At the footsteps of her hotel, they hugged and though her eyes begged him to kiss her, he was a gentleman to the very end.
“Let’s meet again in New York. We both live there. I can take you out on a proper date. Dinner, perhaps?”
“Wasn’t this a date?”
“No, of course not.”
She punched his shoulder and gave him a look. “What was it then?”
“The beginning.”
It was a good answer, one fitting the night. They said goodbye with eyes far from tired. She saw him again a few days later in New York—their city—home to their first kiss.
* * *
Life calls, you answer.
* * *
New York, circa 1974. Spring. Rain again. It came down in sheets, ricocheting off the pavement. She ran barefoot, her heels too slippery to wear. She clutched them in one hand, purse in the other. A tight-fitting black dress hugged her body like a dark cloud. White, skinny legs flashed like lightning across the sky. She moved gracefully, feet splashing in the puddles. Hair a mess, but she didn’t care. A smile slipped through the tangles and she couldn’t let it go. She was a girl all over again.

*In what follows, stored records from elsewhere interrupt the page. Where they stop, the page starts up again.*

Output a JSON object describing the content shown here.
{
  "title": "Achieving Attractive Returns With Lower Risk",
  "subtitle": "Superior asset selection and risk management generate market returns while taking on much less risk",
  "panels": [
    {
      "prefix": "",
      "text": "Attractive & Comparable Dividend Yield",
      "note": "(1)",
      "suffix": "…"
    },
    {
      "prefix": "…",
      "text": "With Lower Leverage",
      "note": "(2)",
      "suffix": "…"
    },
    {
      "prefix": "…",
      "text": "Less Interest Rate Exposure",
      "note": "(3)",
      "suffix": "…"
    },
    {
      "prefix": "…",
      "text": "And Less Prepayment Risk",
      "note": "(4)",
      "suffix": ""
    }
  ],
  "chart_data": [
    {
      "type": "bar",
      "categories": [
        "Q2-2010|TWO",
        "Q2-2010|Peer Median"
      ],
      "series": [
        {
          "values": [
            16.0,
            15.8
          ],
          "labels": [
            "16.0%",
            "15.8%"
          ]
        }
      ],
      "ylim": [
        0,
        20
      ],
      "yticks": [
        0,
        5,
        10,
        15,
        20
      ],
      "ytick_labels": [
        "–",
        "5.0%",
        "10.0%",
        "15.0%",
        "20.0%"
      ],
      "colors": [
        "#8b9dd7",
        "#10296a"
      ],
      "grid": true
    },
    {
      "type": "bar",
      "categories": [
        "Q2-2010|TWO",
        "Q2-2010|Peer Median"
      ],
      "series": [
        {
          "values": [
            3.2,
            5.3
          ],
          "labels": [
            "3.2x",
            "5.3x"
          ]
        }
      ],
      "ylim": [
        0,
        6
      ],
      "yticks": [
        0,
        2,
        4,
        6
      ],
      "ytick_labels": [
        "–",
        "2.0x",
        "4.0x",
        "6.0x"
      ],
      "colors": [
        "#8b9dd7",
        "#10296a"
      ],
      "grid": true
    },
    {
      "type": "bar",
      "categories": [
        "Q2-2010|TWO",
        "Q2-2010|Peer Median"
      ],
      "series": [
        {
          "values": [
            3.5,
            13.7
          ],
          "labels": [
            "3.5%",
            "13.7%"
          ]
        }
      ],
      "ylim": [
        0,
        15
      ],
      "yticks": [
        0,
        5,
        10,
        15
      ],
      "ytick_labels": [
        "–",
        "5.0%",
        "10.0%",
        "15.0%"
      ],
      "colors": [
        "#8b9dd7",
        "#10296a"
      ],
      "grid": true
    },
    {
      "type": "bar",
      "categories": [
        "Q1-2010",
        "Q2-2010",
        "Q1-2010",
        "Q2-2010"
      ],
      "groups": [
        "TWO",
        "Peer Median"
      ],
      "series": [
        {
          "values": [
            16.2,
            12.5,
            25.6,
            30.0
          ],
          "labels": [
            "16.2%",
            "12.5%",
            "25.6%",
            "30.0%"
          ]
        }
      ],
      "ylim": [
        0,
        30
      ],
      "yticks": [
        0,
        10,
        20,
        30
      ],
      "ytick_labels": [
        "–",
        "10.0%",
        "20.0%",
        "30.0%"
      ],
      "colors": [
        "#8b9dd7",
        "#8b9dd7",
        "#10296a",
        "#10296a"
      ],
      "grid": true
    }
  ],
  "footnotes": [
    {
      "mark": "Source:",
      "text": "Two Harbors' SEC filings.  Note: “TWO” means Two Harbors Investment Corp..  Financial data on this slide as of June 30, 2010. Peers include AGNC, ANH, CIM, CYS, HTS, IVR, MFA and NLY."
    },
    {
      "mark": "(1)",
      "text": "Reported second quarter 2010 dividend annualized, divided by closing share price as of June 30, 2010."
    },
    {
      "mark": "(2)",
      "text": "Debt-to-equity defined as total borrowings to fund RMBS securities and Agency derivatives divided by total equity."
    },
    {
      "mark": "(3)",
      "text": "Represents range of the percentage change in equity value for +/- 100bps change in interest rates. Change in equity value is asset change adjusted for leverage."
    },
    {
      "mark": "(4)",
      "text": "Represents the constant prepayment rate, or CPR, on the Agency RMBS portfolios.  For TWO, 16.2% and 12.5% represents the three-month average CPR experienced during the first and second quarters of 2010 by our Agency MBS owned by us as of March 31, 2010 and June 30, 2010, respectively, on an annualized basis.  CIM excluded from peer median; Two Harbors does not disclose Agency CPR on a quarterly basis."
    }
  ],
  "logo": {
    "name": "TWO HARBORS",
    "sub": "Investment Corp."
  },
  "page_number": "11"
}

He followed her on his bicycle—his only mode of transportation in those days. Riding slow to keep pace. He kept one eye on the road, the other on her, mesmerized. Later, he would realize, he fell in love with her at this moment. The way she moved. How even in the rain, with her makeup running and everything in disarray, she still looked beautiful, perhaps more so.
She ran, he rode, both racing towards his apartment. The number of dates now was too numerous to count. Their first kiss months past. Dinner. Drinks. Movies. Long conversations. Empty bottles of wine. Crumbled cigarette packs. It was real. It was magic. And it was like rain, unpredictable, yet necessary for the world to thrive and grow.
By the time they reached his apartment, they were both soaked through. He toweled himself dry and changed. She did the same, wearing one of his shirts. It was too big and came to her knees like a dress. Beneath, she wore only her underwear. Her hair was dark, untamed rivers running down her face.
“How do I look?” she asked.
“Like a dream.”
“More like a wet dream.”
They both laughed and then sat on the floor, next to the radiator, allowing themselves to dry. A bottle of wine opened between them. Simon & Garfunkel played on the record player.
“What is art?” she asked him.
“An expression of love.”
“Even the bad art?”
“Yes. The bad art more so than the good.”
“How so?”
“Bad art makes us appreciate the good art. Just like all of our past lovers make us appreciate our current love. You need the opposite to understand what makes something good. Without darkness, light would just be blinding, impossible to appreciate. It wouldn’t have its grandeur, you know?”
She did. There was nothing more refreshing than someone who swam in waters as deep as yours. She loved his smile and his lightness, but it was his ability to turn those off and enter her deeper, darker world that made her truly adore him.
“What is music then?” she asked, hoping to dig deeper.